O problema é que nós éramos uma startup brasileira focada apenas no mercado local, com zero operação nos Estados Unidos. Ao criar uma C-Corp, nos submetemos a impostos corporativos nos Estados Unidos no caso de uma exit.
Como nós já havíamos levantado algumas rodadas de investimento a essa altura, mudar nossa estrutura seria complicado e caro. Estávamos em maus lençóis, e tivemos que engolir o sapo e deixar para nos preocupar com o problema quando ele começasse a incomodar.
E então chegou 2017, quando decidimos fazer a fusão com a ZAP, nossa maior concorrente no mercado imobiliário. Nós contratamos os melhores advogados e contadores para garantir que tudo corresse bem. Eu lembro de estar sentado no meu carro ouvindo esses caras, cada um cobrando de US$ 500 a US$ 1.000 por hora, sabendo que tinha pelo menos umas 8 ou 10 pessoas em cada ligação, e calculando na minha cabeça o quanto aquele negócio estava custando por minuto.
Depois de analisar vários cenários e debater mil e uma possibilidades, chegamos a uma solução que acreditávamos que funcionaria. Custou milhões de dólares e levou meses para fazer acontecer, mas adicionamos uma holding de Cayman no topo da estrutura corporativa combinada das duas empresas. Achamos que o problema tinha acabado por aí.
Em 2019, eu abri a minha caixa de entrada e encontrei um e-mail que mudaria minha vida: uma oferta em dinheiro de mais de US$ 600M para comprar o Grupo ZAP Viva Real.
Tínhamos acabado de passar a maior parte de 2018 tentando levantar uma rodada de investimentos sem sucesso, e tomamos a decisão de negociar com a OLX porque parecia a aposta mais segura. Nossa estrutura societária nesse momento era composta por empresas operacionais no Brasil, uma intermediária C-Corp em Delaware nos EUA e uma holding nas Ilhas Cayman.
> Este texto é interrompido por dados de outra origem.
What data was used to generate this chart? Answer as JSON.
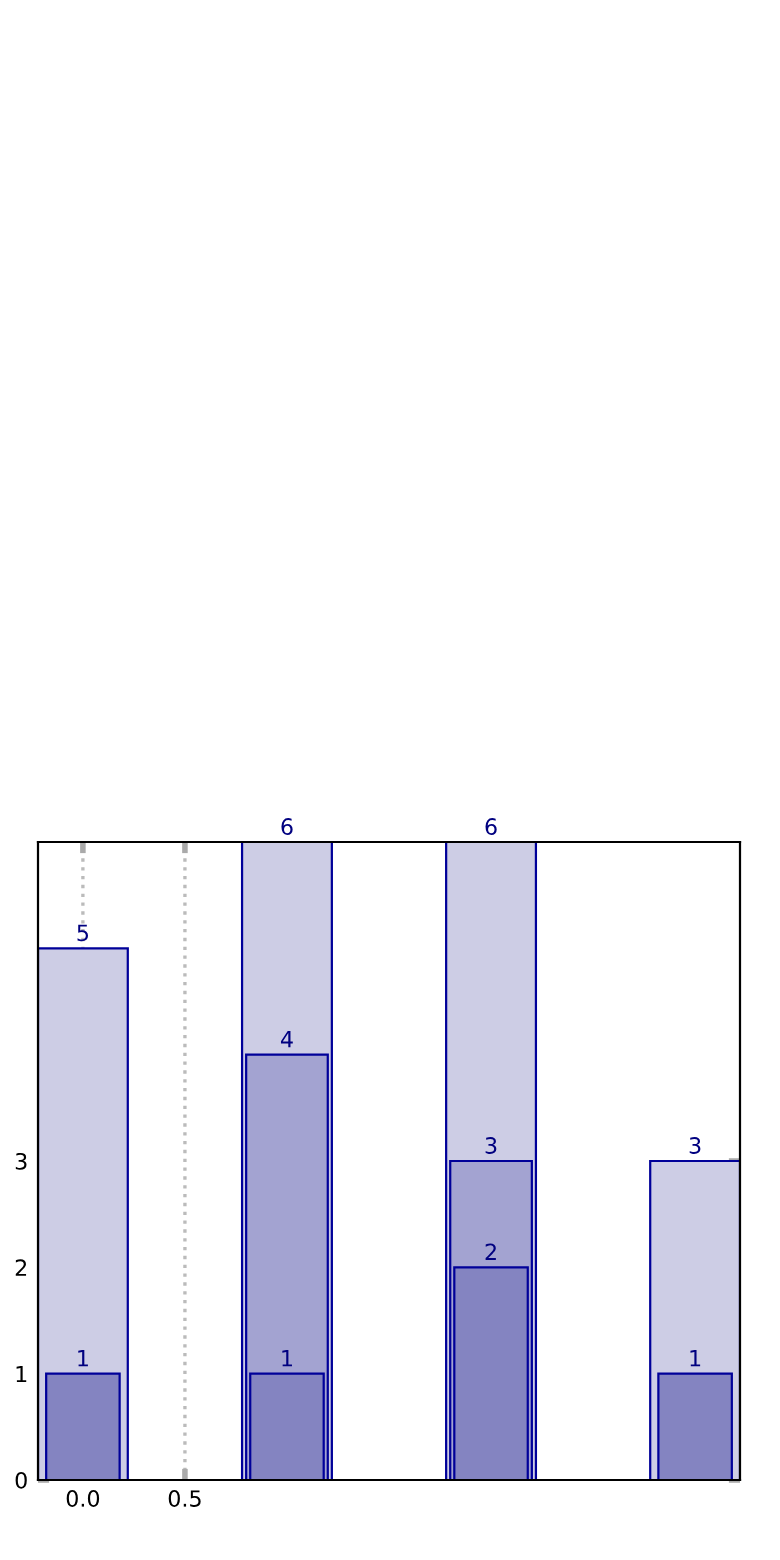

Para nós, o ideal seria vender a entidade das Ilhas Cayman.
A OLX disse “sem chance”, e isso foi como um tapa na cara. Por conta do nosso histórico de conversão de uma LLC para uma C-Corp, os advogados da OLX disseram que era muito arriscado nos comprar em Delaware. A oferta deles foi para comprar as ações das empresas com operações locais.
A C-Corp em Delaware detinha 100% das ações de todas as nossas subsidiárias locais, e a transação tecnicamente contaria como venda de ativos. Então, nós não só teríamos que pagar os impostos corporativos de praxe, como também teríamos que bancar os impostos sobre ganhos de capital nos Estados Unidos.
Somando esse valor a todos os impostos individuais aos quais estávamos sujeitos, mais de US$ 100 milhões foram pagos ao governo dos Estados Unidos por um negócio que nunca ganhou um centavo lá – tudo por causa de uma má decisão legal.
Desde então, eu venho abrindo o jogo sobre esse erro na esperança de que outros fundadores não o repitam.
No final das contas, construir algo de extremo valor significa que você precisa enfrentar esses tipos de desafios, mas você não precisa reinventar a roda: todos esses erros são evitáveis e podem ser resolvidos se você se permitir aprender com os outros e suas experiências.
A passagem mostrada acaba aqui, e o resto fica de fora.